The newly published studies confirm what was essentially already known from a general analysis of Y-DNA Haplogroup J2, confirming an origin of the Jews in the Levant (see the map at the beginning of this posting), more precisely, in the north of the Levant (see Ellen Levy-Coffman, A Mosaic of People: The Jewish Story and a Reassessment of the DNA Evidence, Journal of Genetic Genealogy, 2005).

This location in the north Levant meshes with Hebrew and Turkish Muslim oral history, both of which trace their ancestry back to Abraham, whose legendary birthplace is in a cave just to the south of the city of Ur (= Urfa viz. today Sanliurfa, meaning "Urfa the Glorious"). Urfa is a neighbor to the city of Harran, Abraham's place of residence prior to his sojourn to Canaan and Egypt.

Not far from Urfa and Harran is the recently discovered archaeological site of Gobekli Tepe (15 km NE of Urfa), which has turned mainstream theories of human cultural origins on their heads:
"Göbekli Tepe (Turkish for "Hill with a potbelly"; Kurdish: Girê Navokê) is a hilltop sanctuary erected on the highest point of an elongated mountain ridge some 15 km northeast of the town of Şanlıurfa (formerly Urfa / Edessa) in southeastern Turkey.

The site, currently undergoing excavation by German and Turkish archaeologists, was erected by hunter-gatherers in the 10th millennium BC (ca. 11,500 years ago), before the advent of sedentism. Together with Nevalı Çori, it has revolutionized understanding of the Eurasian Neolithic."
There is no doubt -- according to our research -- that Gobekli Tepe was erected by the ancestors of the Jews as a religious sanctuary oriented by astronomy, although we do not share the overly ancient dates given to the site by the oft erring mainstream archaeologists.

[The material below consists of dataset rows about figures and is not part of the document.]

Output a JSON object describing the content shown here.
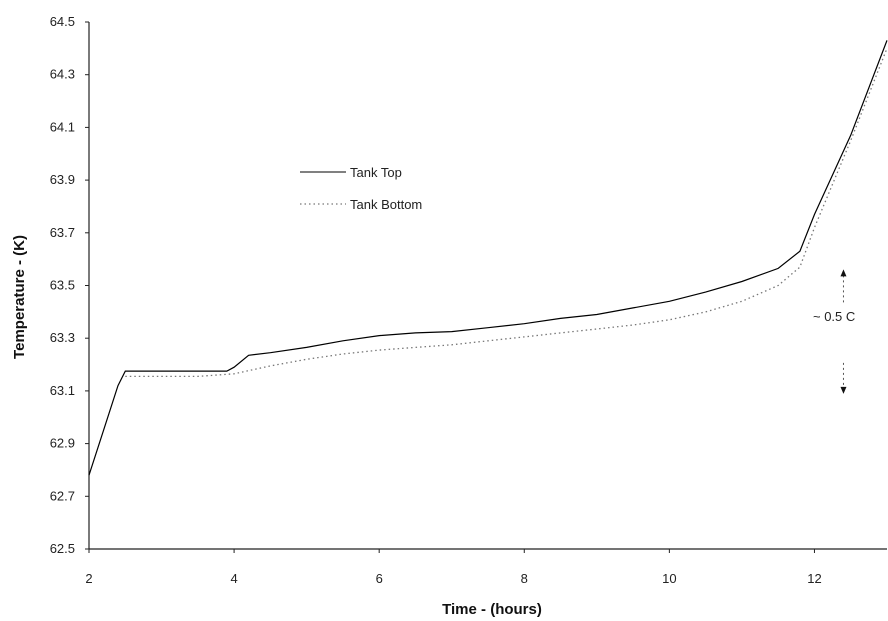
{
  "chart_data": {
    "type": "line",
    "title": "",
    "xlabel": "Time - (hours)",
    "ylabel": "Temperature - (K)",
    "xlim": [
      2,
      13
    ],
    "ylim": [
      62.5,
      64.5
    ],
    "x_ticks": [
      2,
      4,
      6,
      8,
      10,
      12
    ],
    "y_ticks": [
      "62.5",
      "62.7",
      "62.9",
      "63.1",
      "63.3",
      "63.5",
      "63.7",
      "63.9",
      "64.1",
      "64.3",
      "64.5"
    ],
    "grid": false,
    "legend_position": "upper-left-center",
    "series": [
      {
        "name": "Tank Top",
        "style": "solid",
        "color": "#000000",
        "points": [
          [
            2.0,
            62.78
          ],
          [
            2.2,
            62.95
          ],
          [
            2.4,
            63.12
          ],
          [
            2.5,
            63.175
          ],
          [
            3.0,
            63.175
          ],
          [
            3.5,
            63.175
          ],
          [
            3.9,
            63.175
          ],
          [
            4.0,
            63.19
          ],
          [
            4.2,
            63.235
          ],
          [
            4.5,
            63.245
          ],
          [
            5.0,
            63.265
          ],
          [
            5.5,
            63.29
          ],
          [
            6.0,
            63.31
          ],
          [
            6.5,
            63.32
          ],
          [
            7.0,
            63.325
          ],
          [
            7.5,
            63.34
          ],
          [
            8.0,
            63.355
          ],
          [
            8.5,
            63.375
          ],
          [
            9.0,
            63.39
          ],
          [
            9.5,
            63.415
          ],
          [
            10.0,
            63.44
          ],
          [
            10.5,
            63.475
          ],
          [
            11.0,
            63.515
          ],
          [
            11.5,
            63.565
          ],
          [
            11.8,
            63.63
          ],
          [
            12.0,
            63.77
          ],
          [
            12.5,
            64.07
          ],
          [
            13.0,
            64.43
          ]
        ]
      },
      {
        "name": "Tank Bottom",
        "style": "dotted",
        "color": "#777777",
        "points": [
          [
            2.5,
            63.155
          ],
          [
            3.0,
            63.155
          ],
          [
            3.5,
            63.155
          ],
          [
            4.0,
            63.165
          ],
          [
            4.5,
            63.195
          ],
          [
            5.0,
            63.22
          ],
          [
            5.5,
            63.24
          ],
          [
            6.0,
            63.255
          ],
          [
            6.5,
            63.265
          ],
          [
            7.0,
            63.275
          ],
          [
            7.5,
            63.29
          ],
          [
            8.0,
            63.305
          ],
          [
            8.5,
            63.32
          ],
          [
            9.0,
            63.335
          ],
          [
            9.5,
            63.35
          ],
          [
            10.0,
            63.37
          ],
          [
            10.5,
            63.4
          ],
          [
            11.0,
            63.44
          ],
          [
            11.5,
            63.5
          ],
          [
            11.8,
            63.57
          ],
          [
            12.0,
            63.72
          ],
          [
            12.5,
            64.05
          ],
          [
            13.0,
            64.4
          ]
        ]
      }
    ],
    "annotation": {
      "text": "~ 0.5 C",
      "x": 12.4,
      "y_from": 63.1,
      "y_to": 63.55
    }
  }
}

We date Gobekli Tepe by astronomy to ca. 3800 B.C. and are fairly certain that this is where the astronomical calculations were made to start the Hebrew calendar, currently dated to 1 Tishri in the year 1, which is comparable to September 7, 3760 B.C. (Gregorian Calendar) or October 7, 3761 B.C. (Julian Calendar), or Julian Day 347997.5 (see the FourmiLab.ch Calendar Converter).